My sixth example is the 2019 Explanatory Reporting award to David Barstow, Susanne Craig and Russ Buettner of the New York Times "For an exhaustive 18-month investigation of President Donald Trump’s finances that debunked his claims of self-made wealth and revealed a business empire riddled with tax dodges. (Moved by the Board from the Investigative Reporting category, where it was also entered.)"

Again, a change in categories.

The award is based on Fake News that Donald Trump made "claims of self-made wealth." He never claimed to be poor. As for "tax dodges," it was all legal.

For example, taking a deduction for a dependent was not a tax dodge. It is following the law.

The Sulzberger family has handed down a New York Times empire, has it not?

My seventh example is the 2019 National Reporting award to the staff of the Wall Street Journal "For uncovering President Trump’s secret payoffs to two women during his campaign who claimed to have had affairs with him, and the web of supporters who facilitated the transactions, triggering criminal inquiries and calls for impeachment."

The stories did not "trigger criminal inquiries and calls for impeachment." The stories were provided cover for those actions. Since when are out-of-court settlements "secret payoffs"?

If that is now the standard, then by all means, disclose all of News Corporation's settlements over the decades.

My final example is the 2017 Commentary award to Peggy Noonan of the Wall Street Journal "For rising to the moment with beautifully rendered columns that connected readers to the shared virtues of Americans during one of the nation’s most divisive political campaigns."

I was reluctant to include this one as my dispute is not with her columns, which are good, but the way the award was billed. The entries were not about the "divisive political campaigns" were all about Donald Trump, including an October 22, 2016, column, "Imagine a Sane Donald Trump."

She proved there is no such thing as bad publicity.

I wonder why Dahleen Glanton of Chicago Tribune was the runner-up and not the winner?

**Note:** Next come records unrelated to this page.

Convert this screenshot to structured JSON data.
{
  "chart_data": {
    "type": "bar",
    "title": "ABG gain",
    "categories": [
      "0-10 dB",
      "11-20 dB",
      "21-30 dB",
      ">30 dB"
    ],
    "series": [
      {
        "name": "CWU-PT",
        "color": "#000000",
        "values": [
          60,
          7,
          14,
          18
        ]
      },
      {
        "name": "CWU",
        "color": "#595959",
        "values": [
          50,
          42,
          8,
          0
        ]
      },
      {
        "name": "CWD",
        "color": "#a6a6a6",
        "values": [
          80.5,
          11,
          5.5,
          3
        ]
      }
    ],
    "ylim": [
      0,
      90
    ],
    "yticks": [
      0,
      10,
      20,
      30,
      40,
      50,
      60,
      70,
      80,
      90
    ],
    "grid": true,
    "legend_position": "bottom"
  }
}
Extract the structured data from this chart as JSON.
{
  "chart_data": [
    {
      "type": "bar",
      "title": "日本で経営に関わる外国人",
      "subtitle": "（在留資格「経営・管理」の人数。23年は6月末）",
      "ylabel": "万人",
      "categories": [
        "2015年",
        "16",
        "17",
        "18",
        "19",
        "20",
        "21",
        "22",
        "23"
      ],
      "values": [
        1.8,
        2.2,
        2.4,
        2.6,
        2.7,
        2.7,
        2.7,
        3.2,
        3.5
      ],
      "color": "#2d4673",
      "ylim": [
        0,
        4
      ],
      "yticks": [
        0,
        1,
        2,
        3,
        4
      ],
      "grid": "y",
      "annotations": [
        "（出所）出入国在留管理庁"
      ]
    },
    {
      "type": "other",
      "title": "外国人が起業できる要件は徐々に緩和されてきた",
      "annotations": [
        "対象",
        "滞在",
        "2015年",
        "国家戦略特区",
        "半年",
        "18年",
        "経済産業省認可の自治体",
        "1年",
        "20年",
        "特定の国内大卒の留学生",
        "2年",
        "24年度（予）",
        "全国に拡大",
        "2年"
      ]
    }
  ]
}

Her works were topped by a September 16, 2016, column, "Deplorables have the right to be deplorable in U.S."

My experience in both receiving awards for columns and judging works for awards is that the judges pick the one they agree with most. Sorry Glanton, but the committee were With Her.

Donald John Trump announced for the presidency on June 16, 2015. Since then a sinking journalism trade hit rock bottom. With these awards, the Pulitzer committee shows it is perfectly content with that.


  1. "How in the heck do you do award-winning coverage of a mass murder without mentioning the motive?"

    That's why they got it; they followed the party line and practice.

  2. Joe Poo-litzer was a tabloid hack.

  3. The Pulitzer is like the Hollywood and music awards - an industry fawning over themselves and deciding who wins the popularity contest. Quality matters not.

  4. Who cares? This is like a bunch of pigs competing to see who smells worse.

  5. The Pulitzers have as much credibility as the Nobel Peace Prize, which is to say, none. Ref Arafat & Obama.

  6. David Barstow & Susanne Craig's reporting was so fake that Mary Trump Barry would rather resign than explain her tax fraud.

    Grifters gotta grift.

    1. LOL

      She is 82 and cannot work as a federal judge as long as her brother is president because of the judicial canons.

      Barstow was the fellow who broke the storty that Trump did not pay taxes the year he lost nearly a billion dollars.

      Sadly, that scoop received no Poo-litzer.

  7. Given the goals of modern news reporting, why wouldn't effective propaganda and narrative reinforcement be highly rewarded?

    Narrator: It is.

  8. Now the Pulitzer commission is a feces-for-brains right-sided-brain-dead-liberal finger-puppet stooge.

    Can we find a sewer big enough for them?

  9. I read sinking journalism as stinking journalism, I don't think that I need to get my eyes checked.

  10. Liars congratulating other liars for telling the best lies.